It’s inarguable that economic change coupled with technological innovation creates opportunity. In the 10 years between 1902 and 1912, the country was in recession three times for a total of 60 months.
During that same time, the Silicon Valley of the early 1900s was Detroit. There were more than 1,800 automobile manufacturers in the U.S. between 1896 and 1930.
Not many survived, but they all contributed to the collective learning that made the winners. Today, as the lifecycle of that product is ending, new disruptive vehicles will emerge to take advantage of large markets that are dissatisfied and want something better.
This cycle – economic hardship that creates a period of innovation that results in opportunities for entrepreneurs – repeats itself again and again.
Most people predominantly see the chaos; some see the power in dissatisfaction and disruptive technology and begin to see new ways to take advantage of it.

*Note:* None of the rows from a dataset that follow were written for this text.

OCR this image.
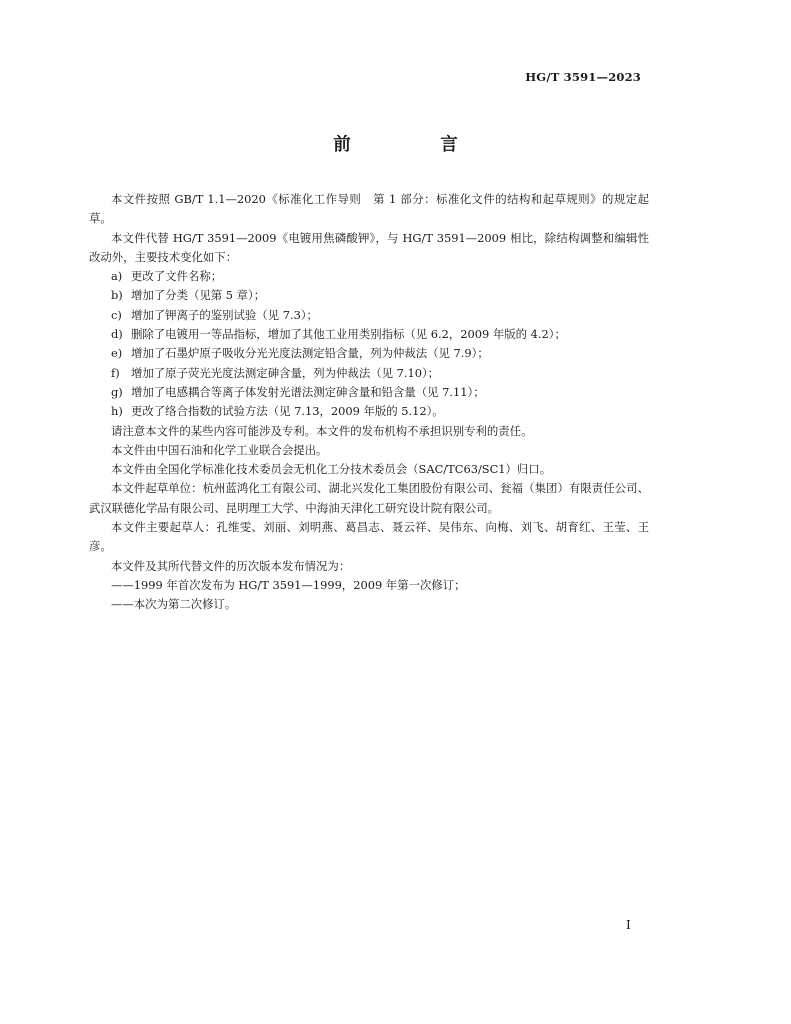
HG/T 3591—2023
前　言

本文件按照 GB/T 1.1—2020《标准化工作导则　第 1 部分：标准化文件的结构和起草规则》的规定起草。

本文件代替 HG/T 3591—2009《电镀用焦磷酸钾》，与 HG/T 3591—2009 相比，除结构调整和编辑性改动外，主要技术变化如下：

a) 更改了文件名称；

b) 增加了分类（见第 5 章）；

c) 增加了钾离子的鉴别试验（见 7.3）；

d) 删除了电镀用一等品指标，增加了其他工业用类别指标（见 6.2，2009 年版的 4.2）；

e) 增加了石墨炉原子吸收分光光度法测定铅含量，列为仲裁法（见 7.9）；

f) 增加了原子荧光光度法测定砷含量，列为仲裁法（见 7.10）；

g) 增加了电感耦合等离子体发射光谱法测定砷含量和铅含量（见 7.11）；

h) 更改了络合指数的试验方法（见 7.13，2009 年版的 5.12）。

请注意本文件的某些内容可能涉及专利。本文件的发布机构不承担识别专利的责任。

本文件由中国石油和化学工业联合会提出。

本文件由全国化学标准化技术委员会无机化工分技术委员会（SAC/TC63/SC1）归口。

本文件起草单位：杭州蓝鸿化工有限公司、湖北兴发化工集团股份有限公司、瓮福（集团）有限责任公司、武汉联德化学品有限公司、昆明理工大学、中海油天津化工研究设计院有限公司。

本文件主要起草人：孔维雯、刘丽、刘明燕、葛昌志、聂云祥、吴伟东、向梅、刘飞、胡育红、王莹、王彦。

本文件及其所代替文件的历次版本发布情况为：

——1999 年首次发布为 HG/T 3591—1999，2009 年第一次修订；

——本次为第二次修订。

I
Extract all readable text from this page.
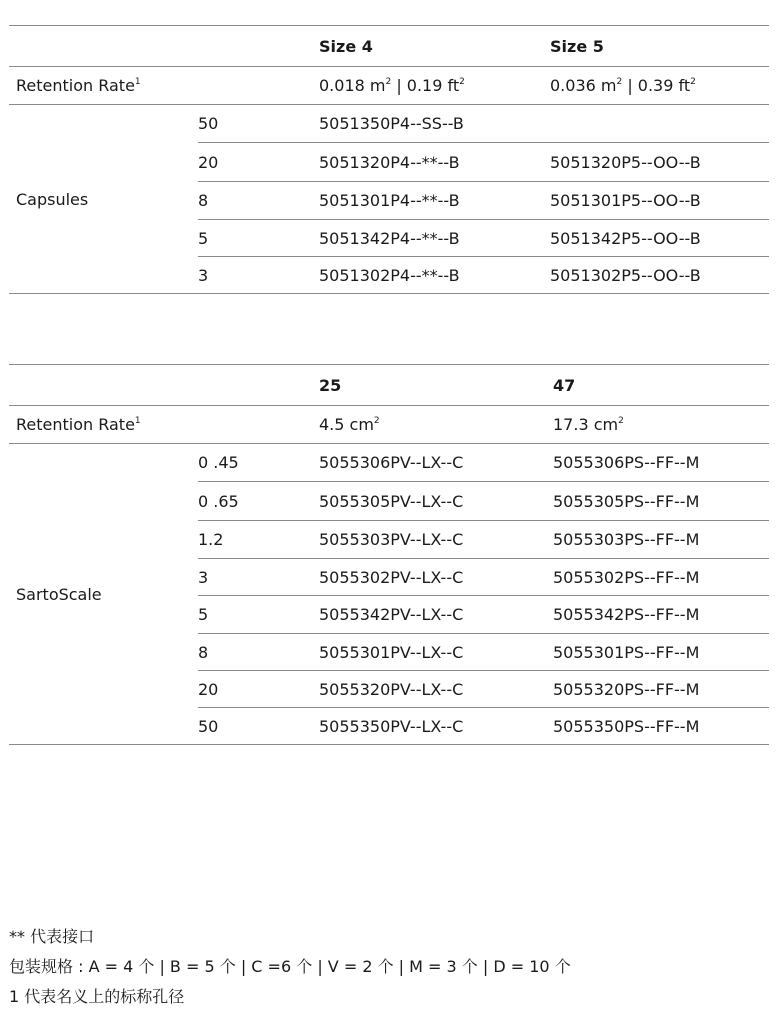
		Size 4	Size 5
Retention Rate$^1$		0.018 $m^2$ | 0.19 $ft^2$	0.036 $m^2$ | 0.39 $ft^2$
Capsules	50	5051350P4--SS--B	
	20	5051320P4--**--B	5051320P5--OO--B
	8	5051301P4--**--B	5051301P5--OO--B
	5	5051342P4--**--B	5051342P5--OO--B
	3	5051302P4--**--B	5051302P5--OO--B
		25	47
Retention Rate$^1$		4.5 $cm^2$	17.3 $cm^2$
SartoScale	0 .45	5055306PV--LX--C	5055306PS--FF--M
	0 .65	5055305PV--LX--C	5055305PS--FF--M
	1.2	5055303PV--LX--C	5055303PS--FF--M
	3	5055302PV--LX--C	5055302PS--FF--M
	5	5055342PV--LX--C	5055342PS--FF--M
	8	5055301PV--LX--C	5055301PS--FF--M
	20	5055320PV--LX--C	5055320PS--FF--M
	50	5055350PV--LX--C	5055350PS--FF--M
** 代表接口
包装规格 : A = 4 个 | B = 5 个 | C =6 个 | V = 2 个 | M = 3 个 | D = 10 个
1 代表名义上的标称孔径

Those who will venture out to try and capture new opportunities will be distinguished by 7 behaviors.
1. They will focus on opportunities that, if successful, will be big. The size of the opportunity will give the venture a fighting chance to change the world. I am looking at a game-changing treatment for osteoarthritis that, if successful, will make a positive difference to millions of older, active people.
2. They will create disruptive solutions to real problems. New products will be better and less expensive than their replacements. Zipcar, founded in Boston, took years to get going. But it has been a game changer in the way urban dwellers both save money and solve their transportation problems.

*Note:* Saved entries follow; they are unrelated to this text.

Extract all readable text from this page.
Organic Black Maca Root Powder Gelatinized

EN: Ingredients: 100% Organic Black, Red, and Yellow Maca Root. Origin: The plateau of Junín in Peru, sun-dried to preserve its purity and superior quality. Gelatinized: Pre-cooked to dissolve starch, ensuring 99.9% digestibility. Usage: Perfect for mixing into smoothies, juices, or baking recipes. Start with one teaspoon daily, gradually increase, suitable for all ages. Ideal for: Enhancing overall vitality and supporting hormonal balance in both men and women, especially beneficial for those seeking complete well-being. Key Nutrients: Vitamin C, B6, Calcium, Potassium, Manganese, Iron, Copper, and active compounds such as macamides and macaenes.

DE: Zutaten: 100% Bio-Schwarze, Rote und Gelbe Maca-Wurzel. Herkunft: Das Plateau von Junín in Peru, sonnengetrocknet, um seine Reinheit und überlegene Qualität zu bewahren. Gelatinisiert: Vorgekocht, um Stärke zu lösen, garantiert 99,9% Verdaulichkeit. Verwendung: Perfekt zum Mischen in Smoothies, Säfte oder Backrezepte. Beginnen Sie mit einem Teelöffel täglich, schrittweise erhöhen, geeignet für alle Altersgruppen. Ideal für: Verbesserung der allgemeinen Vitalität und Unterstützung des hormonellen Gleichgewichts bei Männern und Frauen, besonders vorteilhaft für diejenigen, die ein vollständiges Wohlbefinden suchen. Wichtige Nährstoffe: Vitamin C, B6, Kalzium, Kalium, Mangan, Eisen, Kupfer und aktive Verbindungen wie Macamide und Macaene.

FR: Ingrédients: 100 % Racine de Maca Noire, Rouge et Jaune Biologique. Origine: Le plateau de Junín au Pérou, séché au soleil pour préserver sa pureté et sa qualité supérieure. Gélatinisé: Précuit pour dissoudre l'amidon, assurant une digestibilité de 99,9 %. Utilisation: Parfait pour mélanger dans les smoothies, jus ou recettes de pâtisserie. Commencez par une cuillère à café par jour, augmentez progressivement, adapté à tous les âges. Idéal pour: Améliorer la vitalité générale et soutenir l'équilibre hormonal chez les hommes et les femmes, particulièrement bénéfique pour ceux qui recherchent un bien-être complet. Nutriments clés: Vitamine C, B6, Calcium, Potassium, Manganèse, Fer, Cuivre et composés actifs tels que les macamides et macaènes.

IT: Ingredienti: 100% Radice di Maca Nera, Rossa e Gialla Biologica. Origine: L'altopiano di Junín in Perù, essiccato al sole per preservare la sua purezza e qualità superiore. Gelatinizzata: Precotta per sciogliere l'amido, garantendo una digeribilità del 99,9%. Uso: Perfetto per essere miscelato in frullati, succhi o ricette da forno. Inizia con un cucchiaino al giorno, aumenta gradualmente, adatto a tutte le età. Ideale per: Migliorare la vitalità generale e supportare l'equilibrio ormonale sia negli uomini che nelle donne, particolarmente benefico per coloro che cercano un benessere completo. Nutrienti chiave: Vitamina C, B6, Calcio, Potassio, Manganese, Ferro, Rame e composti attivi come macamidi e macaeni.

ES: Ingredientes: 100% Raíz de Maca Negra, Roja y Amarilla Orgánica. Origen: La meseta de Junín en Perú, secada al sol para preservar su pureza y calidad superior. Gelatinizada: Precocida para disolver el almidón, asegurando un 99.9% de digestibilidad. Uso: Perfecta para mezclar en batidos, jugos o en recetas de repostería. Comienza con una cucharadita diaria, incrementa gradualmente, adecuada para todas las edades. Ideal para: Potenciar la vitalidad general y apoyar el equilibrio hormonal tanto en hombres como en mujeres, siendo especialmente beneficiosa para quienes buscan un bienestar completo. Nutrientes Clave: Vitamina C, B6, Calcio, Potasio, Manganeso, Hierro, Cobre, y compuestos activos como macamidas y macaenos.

3. They will have risk-transferring business models that reward both the customer and the venture. I believe that focusing on hard questions is sometimes the solution to building real innovation. For instance, how do I sell alternative energy products at no risk to the buyer? I’ve recently seen an idea for alternative energy systems that the venture installs at the customer location– and sells not the equipment but the electricity, at a lower cost than the utility. The customer has no responsibility for maintenance or performance, but only for the cost of the electricity they use.

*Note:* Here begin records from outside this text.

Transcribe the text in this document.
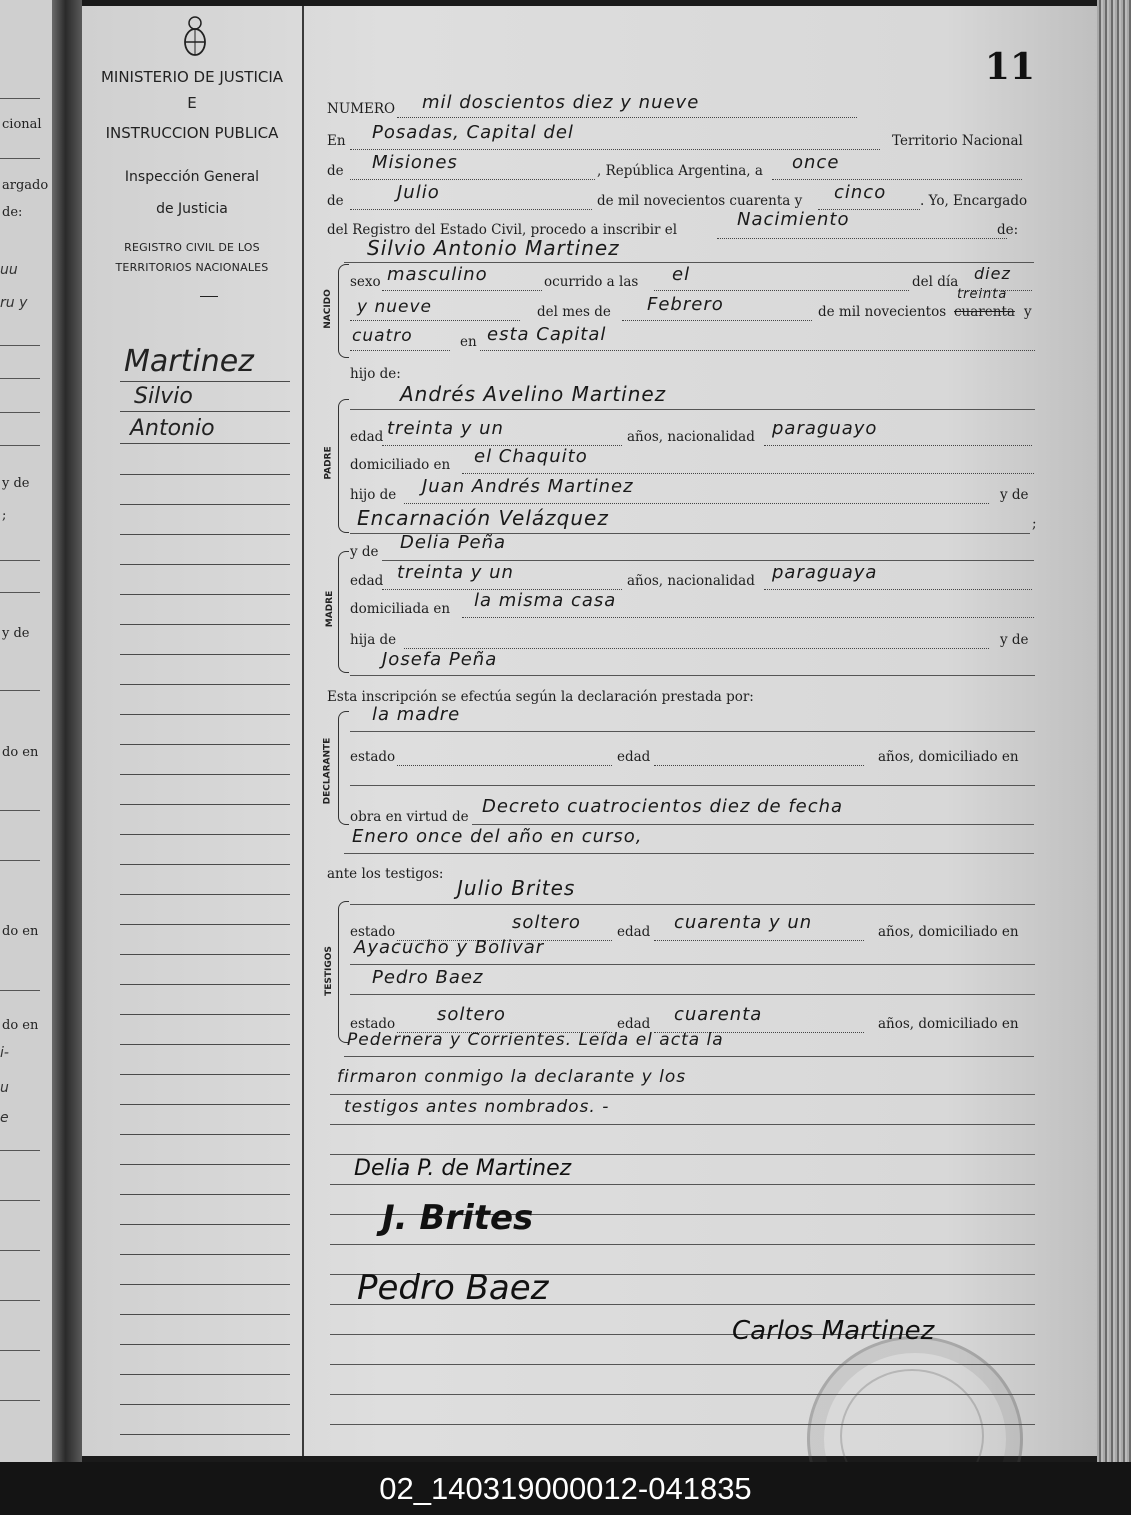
cional
argado
de:
uu
ru y
y de
;
y de
do en
do en
do en
i-
u
e
MINISTERIO DE JUSTICIA
E
INSTRUCCION PUBLICA
Inspección General
de Justicia
REGISTRO CIVIL DE LOS
TERRITORIOS NACIONALES
Martinez
Silvio
Antonio
11
NUMERO mil doscientos diez y nueve
En Posadas, Capital del	Territorio Nacional
de Misiones	, República Argentina, a once
de	Julio	de mil novecientos cuarenta y cinco	. Yo, Encargado
del Registro del Estado Civil, procedo a inscribir el	Nacimiento	de:
Silvio Antonio Martinez
NACIDO
sexo masculino	ocurrido a las el	del día diez
y nueve	del mes de Febrero	de mil novecientos cuarenta
treinta
y
cuatro	en esta Capital
hijo de:
PADRE
Andrés Avelino Martinez
edad treinta y un	años, nacionalidad paraguayo
domiciliado en el Chaquito
hijo de Juan Andrés Martinez	y de
Encarnación Velázquez	;
MADRE
y de Delia Peña
edad treinta y un	años, nacionalidad paraguaya
domiciliada en la misma casa
hija de	y de
Josefa Peña
Esta inscripción se efectúa según la declaración prestada por:
DECLARANTE
la madre
estado	edad	años, domiciliado en
obra en virtud de Decreto cuatrocientos diez de fecha
Enero once del año en curso,
ante los testigos:
TESTIGOS
Julio Brites
estado	soltero	edad cuarenta y un	años, domiciliado en
Ayacucho y Bolivar
Pedro Baez
estado soltero	edad cuarenta	años, domiciliado en
Pedernera y Corrientes. Leída el acta la
firmaron conmigo la declarante y los
testigos antes nombrados. -
Delia P. de Martinez
J. Brites
Pedro Baez
Carlos Martinez
02_140319000012-041835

4. They have a team with expertise and deep knowledge in the area in which they are focused. The vast majority of the Inc. 500 are ventures founded by people who developed the idea from their own deep experience. Entrepreneurs learn from every experience and getter better exponentially. And build great teams.
5. They have proprietary intellectual property to make their venture go. Or, they have no obvious gorilla who can sit on them. I looked at a business three years ago to rent a wireless device to sports fans going to a game. It allowed the fan to look at live stats and commentary during the game. Just like you can do on the iPhone today. The gorilla, of course, was Apple and its app distribution system.
6. They are great salespeople. Entrepreneurs have to be able to sell to customers themselves. The closer you are to the customer, the more likely it is that the venture has deep, proprietary knowledge about where the pain really is, and how best to solve it. Retail Target Marketing Systems, Inc. was founded by a couple of us who spent all of our first year with our customers. It was the foundation that set the orientation of the company for fifteen years.
7. They understand bootstrapping, risk and finance. Sales revenue is a strong source of investment capital. Understanding how to make do with less than you think you need – while accomplishing the right goals – makes good ideas stronger faster. Greg Gianforte started RightNow Technologies (NASDAQ:RNOW) with a spec sheet, a telephone and the determination to make a difference. Those early sales launched his company.
This market disruption is one of the best opportunities we’ve seen in our lifetime.
I’m going to go look for a new venture idea!